Deux ans après le début du conflit commercial entre les États-Unis et la Chine, les gagnants et les perdants de cette nouvelle vague de protectionnisme apparaissent plus clairement.
Plus précisément, le conflit commercial détourne les flux commerciaux des deux superpuissances économiques mondiales vers de nouvelles puissances d'exportation comme le Vietnam, la Thaïlande, le Mexique et le Brésil, et nuit aux agriculteurs et aux fabricants de biens industriels aux États-Unis et en Chine.
Dans l’ensemble, la plus grande victime du conflit commercial semble être l’économie mondiale, qui ne peut soudainement plus bénéficier du consensus de libre-échange qui règne dans les ministères du monde entier depuis la fin de la Seconde Guerre mondiale.
La croissance du commerce mondial est tombée à seulement 1% l'année dernière, contre 4% en 2018 et 6% en 2017. Il s'agit de la quatrième pire progression des 40 dernières années. Cela ne devrait pas surprendre. Les États-Unis et la Chine sont les deux grands marchés de consommation nationaux du monde. Avec plus de 1,4 à 4 000 milliards de dollars d’importations combinées par an, ils constituent des cibles juteuses pour les entreprises du monde entier. Comme ils ont commencé à se dire non en augmentant les tarifs, cela a permis aux entreprises d'autres pays d'inonder leurs marchés de prix plus bas.
Parmi les plus grands perdants figurent les secteurs américain et chinois visés par les responsables du commerce avec des droits de douane et autres restrictions. Par exemple, les importations chinoises d'avions et de pièces d'avions américains sont tombées à $7,1 milliards contre $14,9 milliards entre 2017 et 2019, selon Trade Data Monitor, la première source mondiale de données commerciales. L’un des gagnants du changement de sourcing est la France. Les importations chinoises d'avions et de pièces d'avions en provenance de France ont augmenté pour atteindre $7,1 milliards contre $6,2 milliards en 2017.
Un autre secteur qui a été gravement touché est celui de l'agriculture américaine. En deux ans, les importations de soja américain vers la Chine sont tombées à $6,6 milliards en 2019, contre $13,9 milliards en 2017. La Chine a remplacé cela par des expéditions en provenance d'autres pays, faisant des agriculteurs brésiliens les gagnants. Les expéditions en provenance de ce pays d'Amérique latine ont augmenté pour atteindre $23 milliards en 2019, contre $21 milliards en 2017.
Le soja s’inscrit dans une tendance plus large.
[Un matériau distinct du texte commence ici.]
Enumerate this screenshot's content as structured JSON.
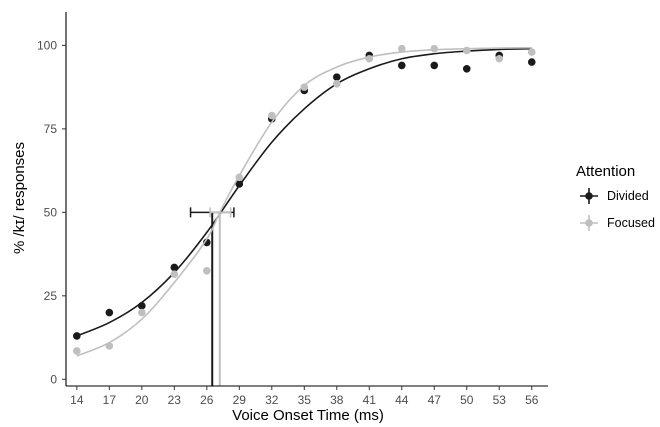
{
  "chart_data": {
    "type": "scatter",
    "title": "",
    "xlabel": "Voice Onset Time (ms)",
    "ylabel": "% /kɪ/ responses",
    "xlim": [
      13,
      57.5
    ],
    "ylim": [
      -2,
      110
    ],
    "x_ticks": [
      14,
      17,
      20,
      23,
      26,
      29,
      32,
      35,
      38,
      41,
      44,
      47,
      50,
      53,
      56
    ],
    "y_ticks": [
      0,
      25,
      50,
      75,
      100
    ],
    "grid": false,
    "legend": {
      "title": "Attention",
      "placement": "right"
    },
    "series": [
      {
        "name": "Divided",
        "color": "#1a1a1a",
        "points": [
          [
            14,
            13
          ],
          [
            17,
            20
          ],
          [
            20,
            22
          ],
          [
            23,
            33.5
          ],
          [
            26,
            41
          ],
          [
            29,
            58.5
          ],
          [
            32,
            78
          ],
          [
            35,
            86.5
          ],
          [
            38,
            90.5
          ],
          [
            41,
            97
          ],
          [
            44,
            94
          ],
          [
            47,
            94
          ],
          [
            50,
            93
          ],
          [
            53,
            97
          ],
          [
            56,
            95
          ]
        ],
        "fit_curve": [
          [
            14,
            13
          ],
          [
            17,
            17
          ],
          [
            20,
            23
          ],
          [
            23,
            32
          ],
          [
            26,
            44
          ],
          [
            29,
            58
          ],
          [
            32,
            71
          ],
          [
            35,
            81
          ],
          [
            38,
            88.5
          ],
          [
            41,
            93
          ],
          [
            44,
            96
          ],
          [
            47,
            97.5
          ],
          [
            50,
            98.3
          ],
          [
            53,
            98.8
          ],
          [
            56,
            99
          ]
        ],
        "category_boundary": 26.5,
        "boundary_error": [
          24.5,
          28.5
        ]
      },
      {
        "name": "Focused",
        "color": "#bfbfbf",
        "points": [
          [
            14,
            8.5
          ],
          [
            17,
            10
          ],
          [
            20,
            20
          ],
          [
            23,
            31.5
          ],
          [
            26,
            32.5
          ],
          [
            29,
            60.5
          ],
          [
            32,
            79
          ],
          [
            35,
            87.5
          ],
          [
            38,
            88.5
          ],
          [
            41,
            96
          ],
          [
            44,
            99
          ],
          [
            47,
            99
          ],
          [
            50,
            98.5
          ],
          [
            53,
            96
          ],
          [
            56,
            98
          ]
        ],
        "fit_curve": [
          [
            14,
            7
          ],
          [
            17,
            11
          ],
          [
            20,
            18
          ],
          [
            23,
            29
          ],
          [
            26,
            42
          ],
          [
            27.2,
            50
          ],
          [
            29,
            61
          ],
          [
            32,
            77
          ],
          [
            35,
            88
          ],
          [
            38,
            93.5
          ],
          [
            41,
            96.5
          ],
          [
            44,
            98
          ],
          [
            47,
            98.7
          ],
          [
            50,
            99
          ],
          [
            53,
            99.2
          ],
          [
            56,
            99.3
          ]
        ],
        "category_boundary": 27.2,
        "boundary_error": [
          26.3,
          28.2
        ]
      }
    ]
  }
}
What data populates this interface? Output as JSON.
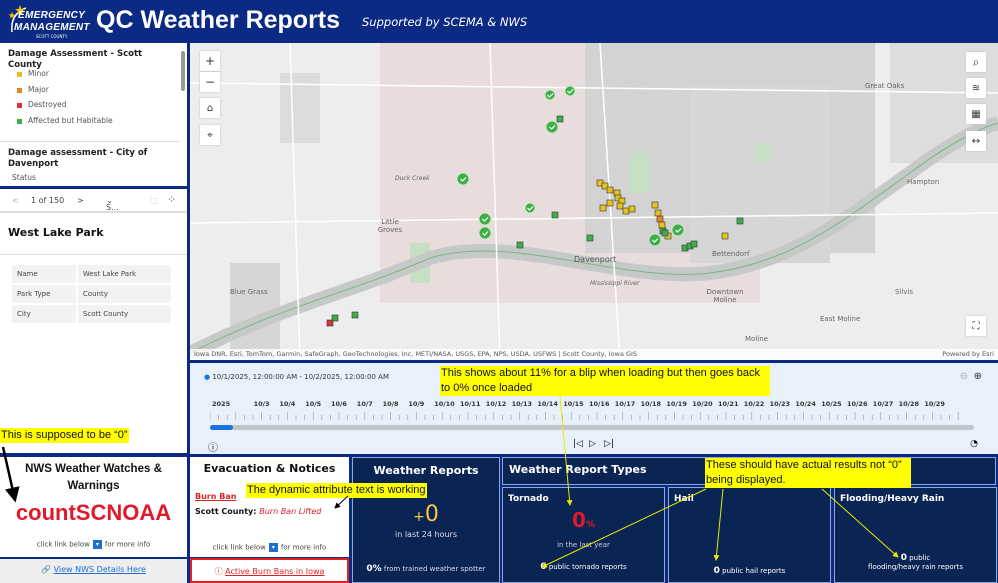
{
  "header": {
    "logo_line1": "EMERGENCY",
    "logo_line2": "MANAGEMENT",
    "logo_line3": "SCOTT COUNTY",
    "title": "QC Weather Reports",
    "tagline": "Supported by SCEMA & NWS"
  },
  "legend": {
    "group1_title": "Damage Assessment - Scott County",
    "items": [
      {
        "label": "Minor",
        "color": "#e6c21f"
      },
      {
        "label": "Major",
        "color": "#e8852a"
      },
      {
        "label": "Destroyed",
        "color": "#d9323a"
      },
      {
        "label": "Affected but Habitable",
        "color": "#3fae49"
      }
    ],
    "group2_title": "Damage assessment - City of Davenport",
    "group2_sub": "Status"
  },
  "feature": {
    "pager": "1 of 150",
    "prev": "<",
    "next": ">",
    "select": "S...",
    "title": "West Lake Park",
    "attributes": [
      {
        "name": "Name",
        "value": "West Lake Park"
      },
      {
        "name": "Park Type",
        "value": "County"
      },
      {
        "name": "City",
        "value": "Scott County"
      }
    ]
  },
  "map": {
    "labels": [
      "Great Oaks",
      "Hampton",
      "Davenport",
      "Bettendorf",
      "Little Groves",
      "Blue Grass",
      "Downtown Moline",
      "Silvis",
      "East Moline",
      "Moline",
      "Mississippi River",
      "Duck Creek"
    ],
    "attribution": "Iowa DNR, Esri, TomTom, Garmin, SafeGraph, GeoTechnologies, Inc, METI/NASA, USGS, EPA, NPS, USDA, USFWS | Scott County, Iowa GIS",
    "powered": "Powered by Esri"
  },
  "timeline": {
    "range": "10/1/2025, 12:00:00 AM - 10/2/2025, 12:00:00 AM",
    "ticks": [
      "2025",
      "",
      "10/3",
      "10/4",
      "10/5",
      "10/6",
      "10/7",
      "10/8",
      "10/9",
      "10/10",
      "10/11",
      "10/12",
      "10/13",
      "10/14",
      "10/15",
      "10/16",
      "10/17",
      "10/18",
      "10/19",
      "10/20",
      "10/21",
      "10/22",
      "10/23",
      "10/24",
      "10/25",
      "10/26",
      "10/27",
      "10/28",
      "10/29"
    ],
    "progress_percent": 3
  },
  "nws": {
    "title": "NWS Weather Watches & Warnings",
    "count": "countSCNOAA",
    "hint_pre": "click link below",
    "hint_post": "for more info",
    "link": "View NWS Details Here"
  },
  "evac": {
    "title": "Evacuation & Notices",
    "burn_ban": "Burn Ban",
    "county_label": "Scott County:",
    "status": "Burn Ban Lifted",
    "hint_pre": "click link below",
    "hint_post": "for more info",
    "link": "Active Burn Bans in Iowa"
  },
  "weather_reports": {
    "title": "Weather Reports",
    "value": "0",
    "prefix": "+",
    "sub": "in last 24 hours",
    "spotter_pct": "0%",
    "spotter_text": "from trained weather spotter"
  },
  "report_types": {
    "title": "Weather Report Types",
    "tornado": {
      "title": "Tornado",
      "value": "0",
      "unit": "%",
      "sub": "in the last year",
      "count": "0",
      "count_text": "public tornado reports"
    },
    "hail": {
      "title": "Hail",
      "count": "0",
      "count_text": "public hail reports"
    },
    "flood": {
      "title": "Flooding/Heavy Rain",
      "count": "0",
      "count_text1": "public",
      "count_text2": "flooding/heavy rain reports"
    }
  },
  "annotations": {
    "nws": "This is supposed to be “0”",
    "timeline": "This shows about 11% for a blip when loading but then goes back to 0% once loaded",
    "evac": "The dynamic attribute text is working",
    "types": "These should have actual results not “0” being displayed."
  },
  "colors": {
    "header": "#0b2a84",
    "navy": "#0a2454",
    "accent_red": "#e0192c",
    "highlight": "#ffff00"
  }
}
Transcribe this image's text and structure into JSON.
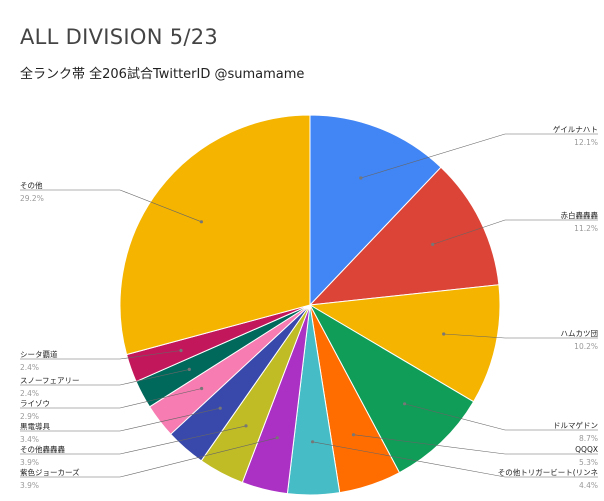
{
  "chart_data": {
    "type": "pie",
    "title": "ALL DIVISION 5/23",
    "subtitle": "全ランク帯 全206試合TwitterID @sumamame",
    "legend": "labels-with-leader-lines",
    "slices": [
      {
        "label": "ゲイルナハト",
        "value": 12.1,
        "pct_text": "12.1%",
        "color": "#4285f4"
      },
      {
        "label": "赤白轟轟轟",
        "value": 11.2,
        "pct_text": "11.2%",
        "color": "#db4437"
      },
      {
        "label": "ハムカツ団",
        "value": 10.2,
        "pct_text": "10.2%",
        "color": "#f4b400"
      },
      {
        "label": "ドルマゲドン",
        "value": 8.7,
        "pct_text": "8.7%",
        "color": "#0f9d58"
      },
      {
        "label": "QQQX",
        "value": 5.3,
        "pct_text": "5.3%",
        "color": "#ff6d01"
      },
      {
        "label": "その他トリガービート(リンネ",
        "value": 4.4,
        "pct_text": "4.4%",
        "color": "#46bdc6"
      },
      {
        "label": "紫色ジョーカーズ",
        "value": 3.9,
        "pct_text": "3.9%",
        "color": "#ab30c4"
      },
      {
        "label": "その他轟轟轟",
        "value": 3.9,
        "pct_text": "3.9%",
        "color": "#c0bc26"
      },
      {
        "label": "黒電導具",
        "value": 3.4,
        "pct_text": "3.4%",
        "color": "#3949ab"
      },
      {
        "label": "ライゾウ",
        "value": 2.9,
        "pct_text": "2.9%",
        "color": "#f67cb1"
      },
      {
        "label": "スノーフェアリー",
        "value": 2.4,
        "pct_text": "2.4%",
        "color": "#00695c"
      },
      {
        "label": "シータ覇道",
        "value": 2.4,
        "pct_text": "2.4%",
        "color": "#c2185b"
      },
      {
        "label": "その他",
        "value": 29.2,
        "pct_text": "29.2%",
        "color": "#f4b400"
      }
    ]
  }
}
Dans l'ensemble, les importations chinoises en provenance des États-Unis ont diminué à $122,7 milliards en 2019, contre $150,4 milliards en 2017. Les expéditions en provenance du Brésil ont augmenté à $79,7 milliards contre $58,4 milliards.
Dans l'autre sens, les importations américaines en provenance de Chine sont tombées à $452,2 milliards en 2019, contre $505,2 milliards en 2017. Cela a fait des gagnants les autres principaux partenaires commerciaux des États-Unis. L’Allemagne, le Mexique, le Canada, le Japon, la Corée du Sud et le Vietnam ont tous augmenté leur part de marché aux États-Unis au cours de cette période. Le plus grand bénéficiaire a été le Vietnam, car les entreprises chinoises s’y installent pour profiter de coûts de main-d’œuvre moins élevés. Il est remarquable que l’ancien adversaire des États-Unis soit désormais le 7ème fournisseur de biens, contre le 12ème en 2017.
Les importations américaines de biens en provenance du Vietnam ont grimpé à $66,7 milliards en 2019, contre $46,5 milliards en 2017. Les plus fortes augmentations ont concerné les biens de consommation, notamment les vêtements, les téléphones portables et autres équipements de communication. Les importations américaines de meubles en provenance du Vietnam, par exemple, ont augmenté de $7,7 milliards contre $4,7 milliards.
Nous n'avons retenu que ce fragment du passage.